A new survey by Unite the union has found that 58.5 per cent of offshore workers believe that health and safety standards have fallen in the past six months, with 38.5 per cent saying they’ve been in a position where they’ve not felt able to report an incident because of fear of victimisation.
What’s more, 82.8 per cent commented, they’d seen a reduction in the numbers of skilled personnel, which has had a knock-on effect on productivity and the ability carry out certain work tasks.
Regional officer with the union William Wallace said Unite is aware that operators in the North Sea do face challenges because of falling oil prices, but companies must be aware that they can’t reduce the numbers of skilled employees in a bid to prop their profits up.
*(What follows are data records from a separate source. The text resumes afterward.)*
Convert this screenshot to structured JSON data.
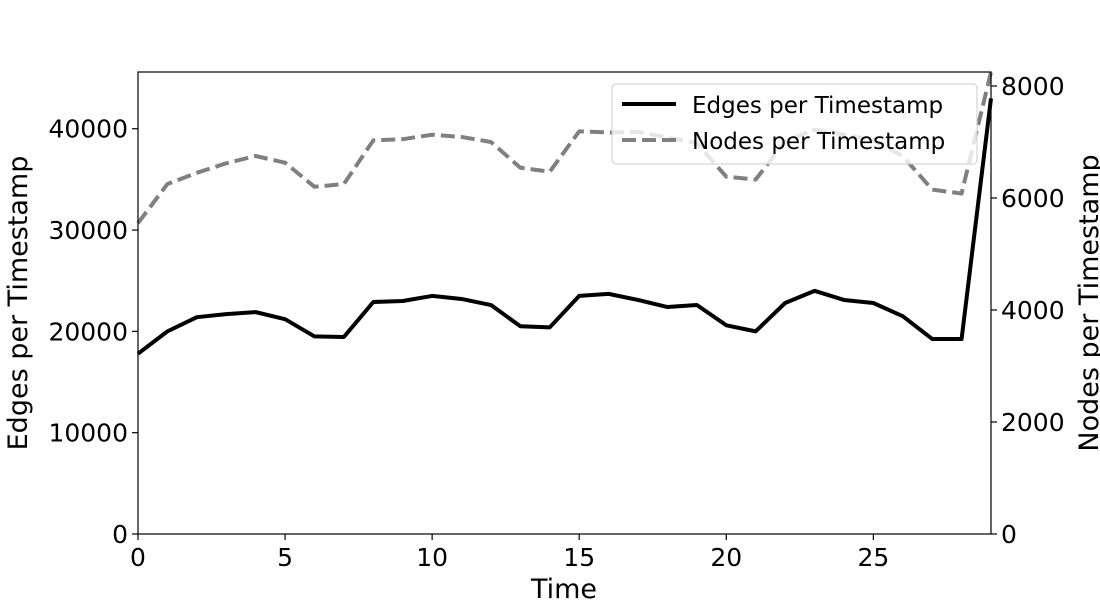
{
  "chart_data": {
    "type": "line",
    "xlabel": "Time",
    "ylabel_left": "Edges per Timestamp",
    "ylabel_right": "Nodes per Timestamp",
    "xlim": [
      0,
      29
    ],
    "ylim_left": [
      0,
      45600
    ],
    "ylim_right": [
      0,
      8250
    ],
    "xticks": [
      0,
      5,
      10,
      15,
      20,
      25
    ],
    "yticks_left": [
      0,
      10000,
      20000,
      30000,
      40000
    ],
    "yticks_right": [
      0,
      2000,
      4000,
      6000,
      8000
    ],
    "grid": false,
    "legend_position": "top-right",
    "x": [
      0,
      1,
      2,
      3,
      4,
      5,
      6,
      7,
      8,
      9,
      10,
      11,
      12,
      13,
      14,
      15,
      16,
      17,
      18,
      19,
      20,
      21,
      22,
      23,
      24,
      25,
      26,
      27,
      28,
      29
    ],
    "series": [
      {
        "name": "Edges per Timestamp",
        "axis": "left",
        "color": "#000000",
        "style": "solid",
        "values": [
          17800,
          20000,
          21400,
          21700,
          21900,
          21200,
          19500,
          19450,
          22900,
          23000,
          23500,
          23200,
          22600,
          20500,
          20400,
          23500,
          23700,
          23100,
          22400,
          22600,
          20600,
          20000,
          22800,
          24000,
          23100,
          22800,
          21500,
          19250,
          19250,
          43000
        ]
      },
      {
        "name": "Nodes per Timestamp",
        "axis": "right",
        "color": "#808080",
        "style": "dashed",
        "values": [
          5550,
          6250,
          6450,
          6620,
          6750,
          6630,
          6200,
          6250,
          7030,
          7050,
          7130,
          7090,
          7000,
          6540,
          6470,
          7190,
          7170,
          7180,
          7080,
          6980,
          6380,
          6330,
          7010,
          7220,
          7130,
          7030,
          6750,
          6150,
          6080,
          8250
        ]
      }
    ]
  }
}
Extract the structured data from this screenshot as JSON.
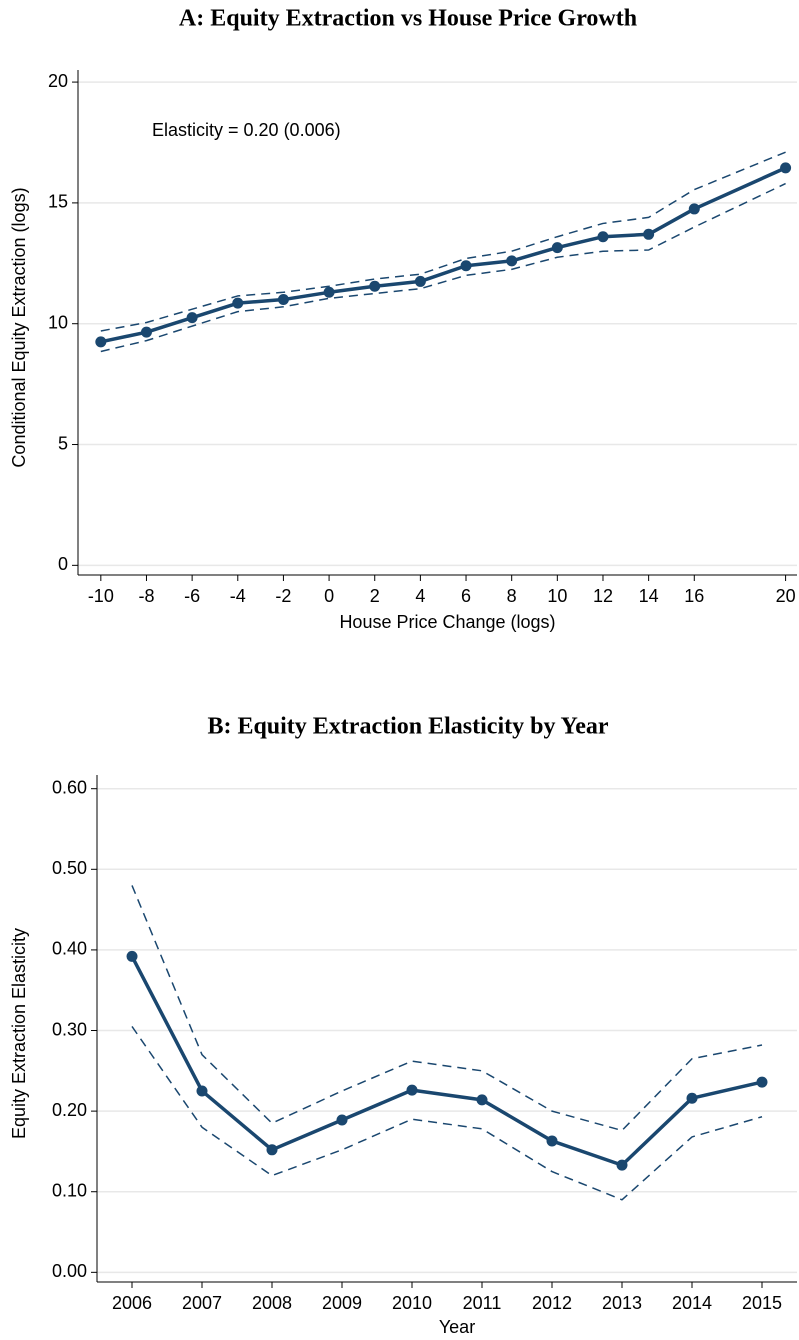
{
  "chart_data": [
    {
      "type": "line",
      "title": "A: Equity Extraction vs House Price Growth",
      "x_label": "House Price Change (logs)",
      "y_label": "Conditional Equity Extraction (logs)",
      "annotation": "Elasticity = 0.20 (0.006)",
      "x": [
        -10,
        -8,
        -6,
        -4,
        -2,
        0,
        2,
        4,
        6,
        8,
        10,
        12,
        14,
        16,
        20
      ],
      "series": [
        {
          "color": "#1a476f",
          "dashed": false,
          "markers": true,
          "values": [
            9.25,
            9.65,
            10.25,
            10.85,
            11.0,
            11.3,
            11.55,
            11.75,
            12.4,
            12.6,
            13.15,
            13.6,
            13.7,
            14.75,
            16.45
          ]
        },
        {
          "color": "#1a476f",
          "dashed": true,
          "markers": false,
          "values": [
            9.7,
            10.05,
            10.6,
            11.15,
            11.3,
            11.55,
            11.85,
            12.05,
            12.7,
            13.0,
            13.6,
            14.15,
            14.4,
            15.55,
            17.1
          ]
        },
        {
          "color": "#1a476f",
          "dashed": true,
          "markers": false,
          "values": [
            8.85,
            9.3,
            9.9,
            10.5,
            10.7,
            11.05,
            11.25,
            11.45,
            12.0,
            12.25,
            12.75,
            13.0,
            13.05,
            14.0,
            15.8
          ]
        }
      ],
      "xlim": [
        -11,
        20.5
      ],
      "xticks": [
        -10,
        -8,
        -6,
        -4,
        -2,
        0,
        2,
        4,
        6,
        8,
        10,
        12,
        14,
        16,
        20
      ],
      "ylim": [
        -0.4,
        20.5
      ],
      "yticks": [
        0,
        5,
        10,
        15,
        20
      ],
      "grid": true
    },
    {
      "type": "line",
      "title": "B: Equity Extraction Elasticity by Year",
      "x_label": "Year",
      "y_label": "Equity Extraction Elasticity",
      "categories": [
        "2006",
        "2007",
        "2008",
        "2009",
        "2010",
        "2011",
        "2012",
        "2013",
        "2014",
        "2015"
      ],
      "series": [
        {
          "color": "#1a476f",
          "dashed": false,
          "markers": true,
          "values": [
            0.392,
            0.225,
            0.152,
            0.189,
            0.226,
            0.214,
            0.163,
            0.133,
            0.216,
            0.236
          ]
        },
        {
          "color": "#1a476f",
          "dashed": true,
          "markers": false,
          "values": [
            0.48,
            0.27,
            0.185,
            0.225,
            0.262,
            0.25,
            0.2,
            0.176,
            0.265,
            0.282
          ]
        },
        {
          "color": "#1a476f",
          "dashed": true,
          "markers": false,
          "values": [
            0.305,
            0.18,
            0.12,
            0.152,
            0.19,
            0.178,
            0.125,
            0.09,
            0.168,
            0.193
          ]
        }
      ],
      "ylim": [
        -0.012,
        0.617
      ],
      "yticks": [
        {
          "value": 0,
          "label": "0.00"
        },
        {
          "value": 0.1,
          "label": "0.10"
        },
        {
          "value": 0.2,
          "label": "0.20"
        },
        {
          "value": 0.3,
          "label": "0.30"
        },
        {
          "value": 0.4,
          "label": "0.40"
        },
        {
          "value": 0.5,
          "label": "0.50"
        },
        {
          "value": 0.6,
          "label": "0.60"
        }
      ],
      "grid": true
    }
  ]
}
“Companies should never – ever – make cuts that threaten health and safety and put the lives of our members at risk. The lessons of Piper Alpha should never be forgotten. We will be calling on the industry to work with health and safety bodies, with the trade unions, and with government so that we can get a confidential helpline created,” he went on to say.
Piper Alpha was a production platform in the North Sea that was operated by Occidental Petroleum (Caledonia). It began production in 1976, initially as an oil-only rig but was later converted to include gas production. An explosion took place in July 1988 that destroyed the rig and killed 167 people.
It seems there may have been a bit of controversy surrounding the incident, with questions arising as to whether enough time was provided for a more effective emergency evacuation.